MEEKER I Ask Chris Cagle what’s most important to him and you can bet he’ll answer this way: “Family, ranch, music. That’s it.”
This response is seemingly simple for a man whose professional credits include two gold albums, two No. 1 albums and 12 charted songs.
From 2000-2008, Cagle released an almost non-stop catalog of hits that resulted in a scorching hot career. His musical character and burning ambition never wavered, but today, Cagle’s personal perspective has mellowed.
Born in DeRidder, La., and raised “all over,” Chris set off for Nashville after trying his hand at college in Texas and finding the pull to pursue music too strong to ignore. Like many young artists, he spent several years working odd jobs in Nashville and scraping up enough cash to record four original songs for a demo tape.
Thanks to a couple of chance meetings and the opportunity to be heard by Scott Hendricks, Chris was signed to Virgin Records in 2000. That first album featured the unaltered version of his demo songs. Chris quickly earned critical and commercial success and attracted a legion of fans that included industry heavyweights and country fans alike.

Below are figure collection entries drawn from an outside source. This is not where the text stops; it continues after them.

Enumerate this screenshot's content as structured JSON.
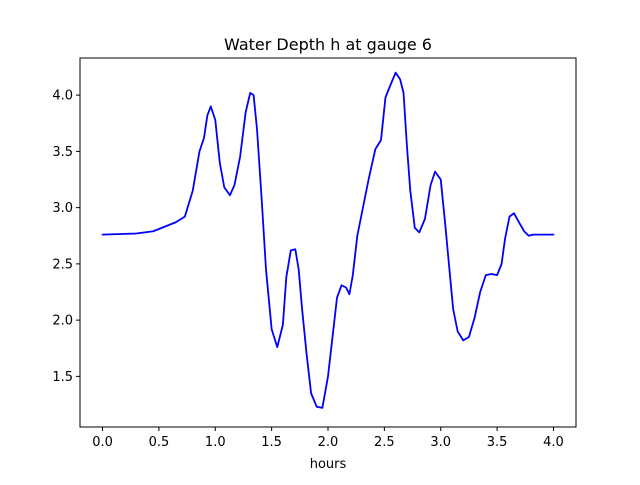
{
  "chart_data": {
    "type": "line",
    "title": "Water Depth h at gauge 6",
    "xlabel": "hours",
    "ylabel": "",
    "xlim": [
      -0.2,
      4.2
    ],
    "ylim": [
      1.05,
      4.33
    ],
    "grid": false,
    "legend": "none",
    "xticks": [
      0.0,
      0.5,
      1.0,
      1.5,
      2.0,
      2.5,
      3.0,
      3.5,
      4.0
    ],
    "xtick_labels": [
      "0.0",
      "0.5",
      "1.0",
      "1.5",
      "2.0",
      "2.5",
      "3.0",
      "3.5",
      "4.0"
    ],
    "yticks": [
      1.5,
      2.0,
      2.5,
      3.0,
      3.5,
      4.0
    ],
    "ytick_labels": [
      "1.5",
      "2.0",
      "2.5",
      "3.0",
      "3.5",
      "4.0"
    ],
    "series": [
      {
        "color": "#0000ff",
        "x": [
          0.0,
          0.3,
          0.45,
          0.55,
          0.65,
          0.73,
          0.8,
          0.86,
          0.9,
          0.93,
          0.96,
          1.0,
          1.04,
          1.08,
          1.13,
          1.17,
          1.22,
          1.27,
          1.31,
          1.34,
          1.37,
          1.41,
          1.45,
          1.5,
          1.55,
          1.6,
          1.63,
          1.67,
          1.71,
          1.74,
          1.77,
          1.81,
          1.85,
          1.9,
          1.95,
          2.0,
          2.04,
          2.08,
          2.12,
          2.16,
          2.19,
          2.22,
          2.26,
          2.3,
          2.36,
          2.42,
          2.47,
          2.51,
          2.55,
          2.6,
          2.64,
          2.67,
          2.7,
          2.73,
          2.77,
          2.81,
          2.86,
          2.91,
          2.95,
          3.0,
          3.04,
          3.08,
          3.11,
          3.15,
          3.2,
          3.25,
          3.3,
          3.35,
          3.4,
          3.45,
          3.5,
          3.54,
          3.57,
          3.61,
          3.65,
          3.7,
          3.74,
          3.78,
          3.82,
          3.86,
          3.91,
          3.96,
          4.0
        ],
        "y": [
          2.76,
          2.77,
          2.79,
          2.83,
          2.87,
          2.92,
          3.15,
          3.5,
          3.62,
          3.82,
          3.9,
          3.78,
          3.4,
          3.18,
          3.11,
          3.2,
          3.45,
          3.85,
          4.02,
          4.0,
          3.7,
          3.1,
          2.45,
          1.92,
          1.76,
          1.96,
          2.38,
          2.62,
          2.63,
          2.45,
          2.1,
          1.7,
          1.35,
          1.23,
          1.22,
          1.5,
          1.85,
          2.2,
          2.31,
          2.29,
          2.23,
          2.4,
          2.75,
          2.95,
          3.25,
          3.52,
          3.6,
          3.98,
          4.08,
          4.2,
          4.14,
          4.02,
          3.55,
          3.15,
          2.82,
          2.78,
          2.9,
          3.2,
          3.32,
          3.25,
          2.85,
          2.42,
          2.1,
          1.9,
          1.82,
          1.85,
          2.02,
          2.25,
          2.4,
          2.41,
          2.4,
          2.5,
          2.72,
          2.92,
          2.95,
          2.86,
          2.79,
          2.75,
          2.76,
          2.76,
          2.76,
          2.76,
          2.76
        ]
      }
    ]
  }
}
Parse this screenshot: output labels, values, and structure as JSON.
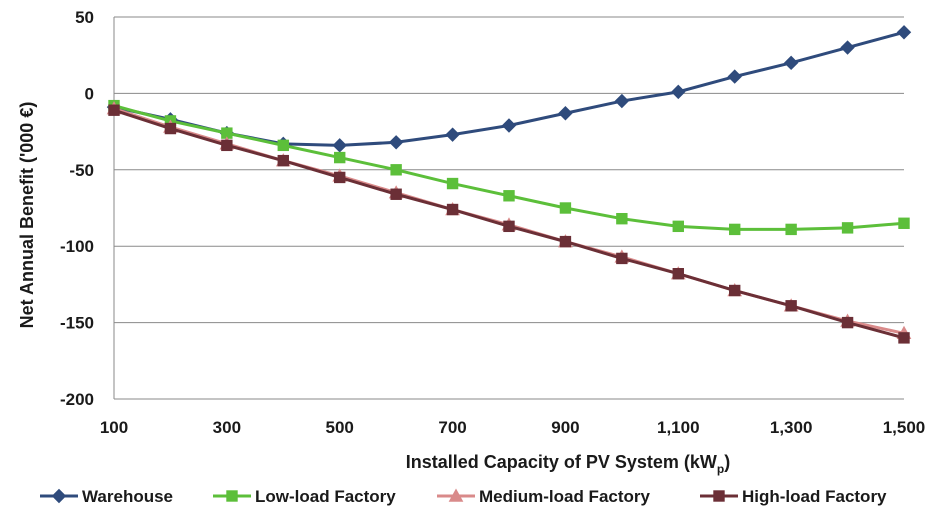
{
  "chart_data": {
    "type": "line",
    "xlabel": "Installed Capacity of PV System (kW",
    "xlabel_sub": "p",
    "xlabel_end": ")",
    "ylabel": "Net Annual Benefit ('000 €)",
    "xlim": [
      100,
      1500
    ],
    "ylim": [
      -200,
      50
    ],
    "x_ticks": [
      100,
      300,
      500,
      700,
      900,
      1100,
      1300,
      1500
    ],
    "x_tick_labels": [
      "100",
      "300",
      "500",
      "700",
      "900",
      "1,100",
      "1,300",
      "1,500"
    ],
    "y_ticks": [
      50,
      0,
      -50,
      -100,
      -150,
      -200
    ],
    "y_tick_labels": [
      "50",
      "0",
      "-50",
      "-100",
      "-150",
      "-200"
    ],
    "grid": true,
    "legend_position": "bottom",
    "x": [
      100,
      200,
      300,
      400,
      500,
      600,
      700,
      800,
      900,
      1000,
      1100,
      1200,
      1300,
      1400,
      1500
    ],
    "series": [
      {
        "name": "Warehouse",
        "color": "#2f4b7c",
        "marker": "diamond",
        "values": [
          -9,
          -17,
          -26,
          -33,
          -34,
          -32,
          -27,
          -21,
          -13,
          -5,
          1,
          11,
          20,
          30,
          40
        ]
      },
      {
        "name": "Low-load Factory",
        "color": "#5cbf3a",
        "marker": "square",
        "values": [
          -8,
          -18,
          -26,
          -34,
          -42,
          -50,
          -59,
          -67,
          -75,
          -82,
          -87,
          -89,
          -89,
          -88,
          -85
        ]
      },
      {
        "name": "Medium-load Factory",
        "color": "#d98a8a",
        "marker": "triangle",
        "values": [
          -10,
          -22,
          -33,
          -44,
          -54,
          -65,
          -76,
          -86,
          -97,
          -107,
          -118,
          -129,
          -139,
          -149,
          -157
        ]
      },
      {
        "name": "High-load Factory",
        "color": "#6b2f36",
        "marker": "square",
        "values": [
          -11,
          -23,
          -34,
          -44,
          -55,
          -66,
          -76,
          -87,
          -97,
          -108,
          -118,
          -129,
          -139,
          -150,
          -160
        ]
      }
    ]
  }
}
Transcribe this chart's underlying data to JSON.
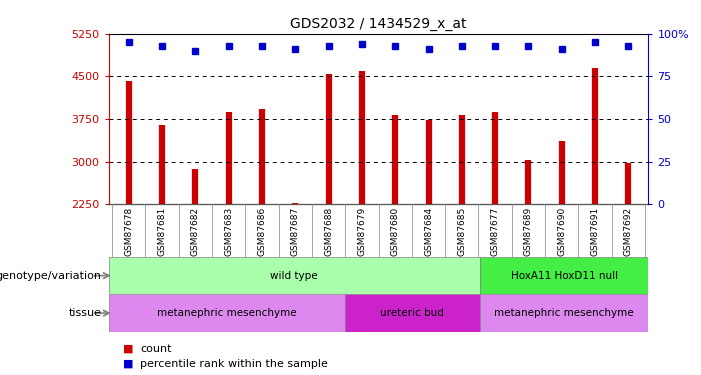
{
  "title": "GDS2032 / 1434529_x_at",
  "samples": [
    "GSM87678",
    "GSM87681",
    "GSM87682",
    "GSM87683",
    "GSM87686",
    "GSM87687",
    "GSM87688",
    "GSM87679",
    "GSM87680",
    "GSM87684",
    "GSM87685",
    "GSM87677",
    "GSM87689",
    "GSM87690",
    "GSM87691",
    "GSM87692"
  ],
  "counts": [
    4420,
    3650,
    2880,
    3880,
    3930,
    2270,
    4540,
    4600,
    3820,
    3740,
    3820,
    3870,
    3030,
    3370,
    4650,
    2970
  ],
  "percentiles": [
    95,
    93,
    90,
    93,
    93,
    91,
    93,
    94,
    93,
    91,
    93,
    93,
    93,
    91,
    95,
    93
  ],
  "ymin": 2250,
  "ymax": 5250,
  "yticks": [
    2250,
    3000,
    3750,
    4500,
    5250
  ],
  "ytick_labels": [
    "2250",
    "3000",
    "3750",
    "4500",
    "5250"
  ],
  "right_yticks": [
    0,
    25,
    50,
    75,
    100
  ],
  "right_ytick_labels": [
    "0",
    "25",
    "50",
    "75",
    "100%"
  ],
  "bar_color": "#cc0000",
  "dot_color": "#0000cc",
  "plot_bg": "#ffffff",
  "xticklabel_bg": "#c8c8c8",
  "genotype_groups": [
    {
      "label": "wild type",
      "start": 0,
      "end": 10,
      "color": "#aaffaa"
    },
    {
      "label": "HoxA11 HoxD11 null",
      "start": 11,
      "end": 15,
      "color": "#44ee44"
    }
  ],
  "tissue_groups": [
    {
      "label": "metanephric mesenchyme",
      "start": 0,
      "end": 6,
      "color": "#dd88ee"
    },
    {
      "label": "ureteric bud",
      "start": 7,
      "end": 10,
      "color": "#cc22cc"
    },
    {
      "label": "metanephric mesenchyme",
      "start": 11,
      "end": 15,
      "color": "#dd88ee"
    }
  ],
  "legend_items": [
    {
      "label": "count",
      "color": "#cc0000"
    },
    {
      "label": "percentile rank within the sample",
      "color": "#0000cc"
    }
  ],
  "label_genotype": "genotype/variation",
  "label_tissue": "tissue"
}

Cagle’s first No. 1 smash, “I Breathe In, I Breathe Out,” remains a fan favorite.
For Chris, the professional success and sales were gratifying, but his personal life blistered under the spotlight.
“I was tired of who I was in this business,” Chris said. “I had become somebody who I didn’t want to be.”

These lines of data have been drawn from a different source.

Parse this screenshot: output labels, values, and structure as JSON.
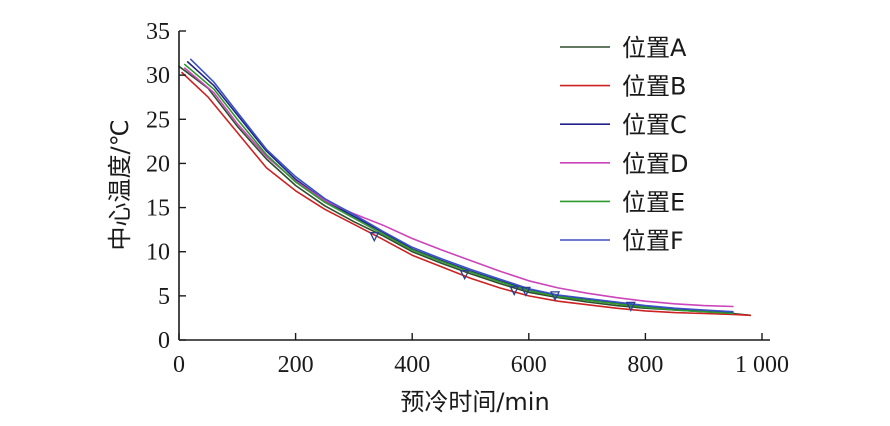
{
  "chart_data": {
    "type": "line",
    "title": "",
    "xlabel": "预冷时间/min",
    "ylabel": "中心温度/℃",
    "xlim": [
      0,
      1000
    ],
    "ylim": [
      0,
      35
    ],
    "x_ticks": [
      0,
      200,
      400,
      600,
      800,
      1000
    ],
    "x_tick_labels": [
      "0",
      "200",
      "400",
      "600",
      "800",
      "1 000"
    ],
    "y_ticks": [
      0,
      5,
      10,
      15,
      20,
      25,
      30,
      35
    ],
    "y_tick_labels": [
      "0",
      "5",
      "10",
      "15",
      "20",
      "25",
      "30",
      "35"
    ],
    "grid": false,
    "legend_position": "top-right",
    "series": [
      {
        "name": "位置A",
        "color": "#2f4f2f",
        "x": [
          0,
          50,
          100,
          150,
          200,
          250,
          300,
          350,
          400,
          450,
          500,
          550,
          600,
          650,
          700,
          750,
          800,
          850,
          900,
          950,
          980
        ],
        "y": [
          31.0,
          28.5,
          24.2,
          20.5,
          17.5,
          15.2,
          13.4,
          11.8,
          10.0,
          8.7,
          7.5,
          6.4,
          5.4,
          4.8,
          4.3,
          3.9,
          3.6,
          3.4,
          3.2,
          3.0,
          2.8
        ]
      },
      {
        "name": "位置B",
        "color": "#cc2222",
        "x": [
          5,
          50,
          100,
          150,
          200,
          250,
          300,
          350,
          400,
          450,
          500,
          550,
          600,
          650,
          700,
          750,
          800,
          850,
          900,
          950,
          980
        ],
        "y": [
          30.3,
          27.5,
          23.5,
          19.5,
          16.9,
          14.8,
          13.1,
          11.4,
          9.6,
          8.3,
          7.0,
          5.9,
          5.0,
          4.4,
          4.0,
          3.6,
          3.3,
          3.1,
          3.0,
          2.9,
          2.8
        ]
      },
      {
        "name": "位置C",
        "color": "#22228a",
        "x": [
          15,
          60,
          100,
          150,
          200,
          250,
          300,
          350,
          400,
          450,
          500,
          550,
          600,
          650,
          700,
          750,
          800,
          850,
          900,
          950
        ],
        "y": [
          31.5,
          28.8,
          25.5,
          21.4,
          18.2,
          15.8,
          14.0,
          12.2,
          10.3,
          9.0,
          7.8,
          6.7,
          5.7,
          5.0,
          4.6,
          4.2,
          3.8,
          3.5,
          3.3,
          3.1
        ]
      },
      {
        "name": "位置D",
        "color": "#cc44bb",
        "x": [
          10,
          60,
          100,
          150,
          200,
          250,
          300,
          350,
          400,
          450,
          500,
          550,
          600,
          650,
          700,
          750,
          800,
          850,
          900,
          950
        ],
        "y": [
          30.8,
          28.0,
          24.5,
          20.8,
          18.0,
          15.8,
          14.3,
          13.0,
          11.5,
          10.2,
          9.0,
          7.8,
          6.7,
          5.9,
          5.3,
          4.8,
          4.4,
          4.1,
          3.9,
          3.8
        ]
      },
      {
        "name": "位置E",
        "color": "#2e9a2e",
        "x": [
          10,
          60,
          100,
          150,
          200,
          250,
          300,
          350,
          400,
          450,
          500,
          550,
          600,
          650,
          700,
          750,
          800,
          850,
          900,
          950
        ],
        "y": [
          31.2,
          28.4,
          25.0,
          21.0,
          17.9,
          15.6,
          13.8,
          12.0,
          10.2,
          8.9,
          7.7,
          6.6,
          5.6,
          4.9,
          4.5,
          4.1,
          3.7,
          3.4,
          3.2,
          3.0
        ]
      },
      {
        "name": "位置F",
        "color": "#3a52c4",
        "x": [
          20,
          60,
          100,
          150,
          200,
          250,
          300,
          350,
          400,
          450,
          500,
          550,
          600,
          650,
          700,
          750,
          800,
          850,
          900,
          950
        ],
        "y": [
          31.8,
          29.2,
          25.8,
          21.6,
          18.5,
          16.0,
          14.2,
          12.3,
          10.5,
          9.2,
          8.0,
          6.9,
          5.8,
          5.1,
          4.7,
          4.3,
          3.9,
          3.6,
          3.4,
          3.2
        ]
      }
    ],
    "markers": [
      {
        "x": 335,
        "y": 11.7
      },
      {
        "x": 490,
        "y": 7.4
      },
      {
        "x": 575,
        "y": 5.6
      },
      {
        "x": 595,
        "y": 5.5
      },
      {
        "x": 645,
        "y": 5.0
      },
      {
        "x": 775,
        "y": 3.8
      }
    ]
  }
}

He bowed out and retreated to Marietta, Okla., a place where he could distance himself from the industry, reconnect with his roots and take back control of his life. He spent the next couple of years staking his claim on home life and embracing a lifelong dream: building his family’s home, “Big Horse Ranch,” with his own two hands, nail by nail.
What started out as a “piece of dirt,” is now an impressive Oklahoma homestead.
Chris also met his wife, Kay, who he describes in the song “Let There Be Cowgirls” with the lyrics: ‘Something you can’t tame/She’s a mustang/The heartbeat of the heartland.’
“The worst days we’ve had together are better than the best I’ve had with other people,” Chris said. He also found a new identity as a father.
On the birth of his daughter in 2010, Chris said, “She made me want to be better at everything. Period. I’ve never cared enough about myself to take responsibility for my faults; she made me man right up.”
Cagle’s 2012 release from Bigger Picture Group, under the working title, “Back In The Saddle” is his homecoming — a rekindling of his creative flame and a roaring reminder of his rock-infused country roots. It’s something he originated and what he does best: relatable, back-roads and familiar while also being a striking form of country music worth getting excited about.
While assuring his fans that the Chris they love hasn’t changed, Cagle sees his new persona as a better version of himself.
“I want my music to be an environment, to strike chords, passions, memories, faults, loves, angers and redemptions,” Chris said. “Imagine my music just on the outside of town right where the road turns to the rural route. A dirt road cul-de-sac with trucks all parked in a circle. I would love to see my music fit into that.”
This Chris Cagle may look a little different to those who are used to a louder, harder-partying version of the star. Rest assured, Chris still gets “as rowdy as a redneck can get,” but these days he confines himself to the stage.
And when the show’s over, he puts on a different hat and heads back to hearth and home. It is there that Chris has found balance and a new passion.
Today, his biggest off-stage thrill is training and raising cutting horses, and when he puts on his cowboy boots and favorite hat, it is because he’s living the true cowboy lifestyle, not because he’s putting on a show.
Chris’ self-proclaimed version of “redneck rock ‘n’ roll,” has been firing people up for over a decade, and, this time around, Chris is chomping at the bit for an energetic reintroduction to the country music community that’s been a long time coming.
Fans will still see flashes of the Chris they know, but they’ll also see the joy and confidence that home life provides him.
“I’m happy; you’re gonna hear the smile through the radio,” Chris says of his new record. “For the first time since April 2001, I am truly happy to do it. I have a new lease on all of it.”
Chris is back with all the energy of a newcomer and the wisdom of a veteran, and the renewed passion is contagious.
“I’m at a place in my life where I think about everyone I’m working with, especially the fans,” he said. “I thank God that I’m in a place in my heart where I am grateful and aware. I am very, very, very lucky.”
Cagle still has a fire, but his passion is driven by not just music, but family and horses and a place he calls home.
His fans will recognize the glow and appreciate the authenticity.
“I’m a lot like charcoal in that once you light me up, I’m gonna burn hot for a long, long time,” he said. “But if you pour water on me, it takes a little effort to get me started again. Bigger Picture Group and my family have helped light that fire for me,” Cagle said. “So let’s throw some gasoline on it, light it up and watch it burn.”